Tradisi Injak Testis Banteng di Milan Memburu Keberuntungan

Tradisi Injak Testis Banteng di Milan Memburu Keberuntungan

Tradisi Injak Testis Banteng di Milan Memburu Keberuntungan

Tradisi Injak Testis Banteng di Milan Memburu Keberuntungan

Mujur atau beruntung, siapa yang tidak mau. Bahkan demi mendapatkannya, orang kadang rela mengerjakan hal konyol dan tidak masuk akal sama sekali.

Seperti di Milan, Italia. Tradisi injak testis banteng jadi ritual populer untuk turis yang hendak mendapat tuah ketika berangjangsana ke Piazza Del Duomo.

Entah siapa yang iseng memulainya. Namun pekerjaan iseng ini telah bertahun-tahun dan telah menciptakan mosaik kuno di sana rusak sebab keseringan diinjak

Ya, tradisi ini menjadi di antara daya pikat wisatawan yang berangjangsana ke Piazza Del Duomo, alun-alun familiar di kota Milan. Lokasinya berada tepat di jantung kota mode tersebut.  Ludoqq Domino99

Setiap hari, ribuan orang datang berangjangsana ke sama. Tidak melulu turis, penduduk lokal pun senang menguras waktu di sana. Dari sebatas bersantai di halaman Cathedral of Milan atau bercengkrama di kafe dan bar yang tidak sedikit bertebaran di area Galleria Vittorio Emanuele II.

Alun-alun ini telah berusia ratusan tahun. Begitu pun dengan bangunan-bangunan di sekitarnya. Gereja Katedral Milan yang menjadi primadona untuk turis bahkan telah mulai digarap pada tahun 1386 dan baru rampung 600 tahun kemudian.

Puluhan arsitek ternama dari sekian banyak negara dan era ikut turun tangan menuntaskan bangunan ini. Meski demikian, proses renovasi perawatan seakan tidak berhenti dan masih terus dilangsungkan sampai ketika ini.

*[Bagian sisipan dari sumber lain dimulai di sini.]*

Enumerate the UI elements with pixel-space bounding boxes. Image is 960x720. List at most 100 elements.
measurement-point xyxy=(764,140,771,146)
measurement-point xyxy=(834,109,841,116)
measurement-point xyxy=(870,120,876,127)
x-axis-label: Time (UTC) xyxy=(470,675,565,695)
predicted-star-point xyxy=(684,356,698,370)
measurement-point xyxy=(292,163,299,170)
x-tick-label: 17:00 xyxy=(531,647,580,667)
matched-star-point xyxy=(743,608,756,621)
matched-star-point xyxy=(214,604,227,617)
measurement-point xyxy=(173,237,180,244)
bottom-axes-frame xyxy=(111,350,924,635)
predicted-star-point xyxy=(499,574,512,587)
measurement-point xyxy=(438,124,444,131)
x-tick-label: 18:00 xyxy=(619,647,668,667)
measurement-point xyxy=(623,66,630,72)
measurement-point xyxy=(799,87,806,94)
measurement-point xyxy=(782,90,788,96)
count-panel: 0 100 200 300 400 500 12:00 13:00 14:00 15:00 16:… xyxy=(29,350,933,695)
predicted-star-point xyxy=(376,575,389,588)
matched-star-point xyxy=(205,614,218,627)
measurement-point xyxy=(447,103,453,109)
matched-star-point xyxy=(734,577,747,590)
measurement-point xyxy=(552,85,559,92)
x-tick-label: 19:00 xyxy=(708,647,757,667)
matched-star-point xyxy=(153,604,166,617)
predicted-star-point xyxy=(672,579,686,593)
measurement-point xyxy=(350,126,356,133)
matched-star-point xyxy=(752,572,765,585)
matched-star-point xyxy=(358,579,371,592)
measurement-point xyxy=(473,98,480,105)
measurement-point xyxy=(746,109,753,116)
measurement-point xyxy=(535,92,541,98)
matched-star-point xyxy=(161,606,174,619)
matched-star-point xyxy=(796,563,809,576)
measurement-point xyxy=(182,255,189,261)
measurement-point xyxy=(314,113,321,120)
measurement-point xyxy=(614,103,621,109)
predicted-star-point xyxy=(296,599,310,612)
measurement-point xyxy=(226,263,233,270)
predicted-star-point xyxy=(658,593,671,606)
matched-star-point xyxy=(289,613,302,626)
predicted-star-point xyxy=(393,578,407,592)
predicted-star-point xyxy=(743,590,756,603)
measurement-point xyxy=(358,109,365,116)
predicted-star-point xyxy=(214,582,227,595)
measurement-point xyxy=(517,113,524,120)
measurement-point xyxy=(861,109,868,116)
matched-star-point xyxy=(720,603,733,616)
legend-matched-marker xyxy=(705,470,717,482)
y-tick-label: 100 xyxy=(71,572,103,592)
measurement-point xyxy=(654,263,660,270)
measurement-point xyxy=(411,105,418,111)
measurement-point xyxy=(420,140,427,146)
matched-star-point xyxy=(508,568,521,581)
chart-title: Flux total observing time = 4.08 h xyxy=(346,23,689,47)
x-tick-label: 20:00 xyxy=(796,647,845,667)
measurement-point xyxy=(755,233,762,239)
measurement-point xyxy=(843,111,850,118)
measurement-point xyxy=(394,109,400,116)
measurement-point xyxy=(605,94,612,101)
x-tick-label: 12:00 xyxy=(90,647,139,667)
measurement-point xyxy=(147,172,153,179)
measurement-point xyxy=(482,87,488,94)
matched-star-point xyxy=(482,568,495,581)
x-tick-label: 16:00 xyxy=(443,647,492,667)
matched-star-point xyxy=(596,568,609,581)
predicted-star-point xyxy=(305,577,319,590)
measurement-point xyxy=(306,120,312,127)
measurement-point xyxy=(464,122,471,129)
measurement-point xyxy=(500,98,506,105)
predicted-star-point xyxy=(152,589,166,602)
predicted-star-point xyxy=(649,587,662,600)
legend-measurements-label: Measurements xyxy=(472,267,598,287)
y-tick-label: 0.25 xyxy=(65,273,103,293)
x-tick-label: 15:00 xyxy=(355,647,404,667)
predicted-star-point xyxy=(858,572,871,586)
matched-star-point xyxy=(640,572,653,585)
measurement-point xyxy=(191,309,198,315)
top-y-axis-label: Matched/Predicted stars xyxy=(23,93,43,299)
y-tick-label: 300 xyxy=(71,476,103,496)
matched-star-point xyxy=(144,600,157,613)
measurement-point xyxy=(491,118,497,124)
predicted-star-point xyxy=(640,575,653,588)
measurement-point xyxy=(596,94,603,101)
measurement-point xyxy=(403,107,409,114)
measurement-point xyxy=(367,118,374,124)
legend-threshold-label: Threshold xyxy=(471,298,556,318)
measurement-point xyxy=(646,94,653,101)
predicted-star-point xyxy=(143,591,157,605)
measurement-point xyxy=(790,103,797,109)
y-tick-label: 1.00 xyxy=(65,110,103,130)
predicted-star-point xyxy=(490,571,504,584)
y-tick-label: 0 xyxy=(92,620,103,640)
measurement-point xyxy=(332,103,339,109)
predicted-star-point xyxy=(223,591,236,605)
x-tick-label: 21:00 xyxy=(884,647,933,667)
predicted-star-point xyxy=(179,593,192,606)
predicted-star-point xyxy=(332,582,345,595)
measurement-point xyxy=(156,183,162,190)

Pusat Perbelanjaan Bergaya Klasik, Galleria Vittorio Emanuele II

Di samping Milan Cathedral, yang tidak kalah mengagumkan pasti Galleria Vittorio Emanuele II. Pusat perbelanjaan bergaya klasik ini berdiri semenjak 1877 dan sekarang menjadi lokasi sekian banyak jenis toko dan kafe yang selalu sarat pengunjung.

Mal ini menghubungkan Piazza Del Duomo dengan Piazza Della Scala. Nama Galleria Vittorio Emanuele II sendiri dipungut dari raja kesatu yang memerintah Italia. Desainnya klasik dengan atap megah yang tercipta dari rangka besi dan kaca. Bagian kubahnya tampak khas meniru kubah megah Katedral Milan.

Pusat perbelanjaan ini di bina antara 1865-1877. Saat itu, raja menyuruh untuk menghiasi lantai dengan tiga mosaik bergambar emblem pasukan bersenjata kepunyaan empat ibu kota era kerajaan Italia, yaitu Roma, Florence, Turin, dan Milan. Milan diwakili dengan emblem Serigala Roma, Florence bunga bakung, dan Torino atau Turin lewat emblem bantengnya.

Torino secara harfiah berarti banteng muda. Nah, di samping berbadan kekar, banteng Torino tampil dengan genital yang pun besar. Sebagian orang beranggapan kalau itu ialah simbol keberuntungan. Dari sini lantas muncul ritual memasuki bagian testikelnya guna mendapatkan keberuntungan.

Caranya dengan mengurangi tumit sebelah kanan kemudian berputar ke kanan sejumlah 3 kali.

Sejarah Torino sebetulnya tidak menulis hubungan testikel banteng dengan keberuntungan.Namun orang-orang yang berangjangsana ke Galleria Vittorio Emanuele II masih gemar mengekor tradisi itu.  Ludoqq Domino99

Orang-orang terlihat mengantre guna melakukannya. Tua-muda, pria-wanita, ikut ambil bagian. Satu per satu bergiliran memasuki testis banteng ‘malang’ itu.

Hasilnya? Tidak terdapat yang pasti. Setiap orang punya empiris berbeda. Namun satu urusan yang pasti, tradisi injak testikel ini sebenarnya malah merugikan untuk mosaik bersejarah tersebut sendiri. Sebab saking seringnya diinjak orang yang lewat, unsur testikel banteng pada mosaik kuno tersebut bobrok dan amblas.

Hanya saja belum terdapat larangan untuk siapapun guna melakukannya. Sampai ketika ini. beberapa masih percaya pekerjaan itu akan membawa keberuntungan.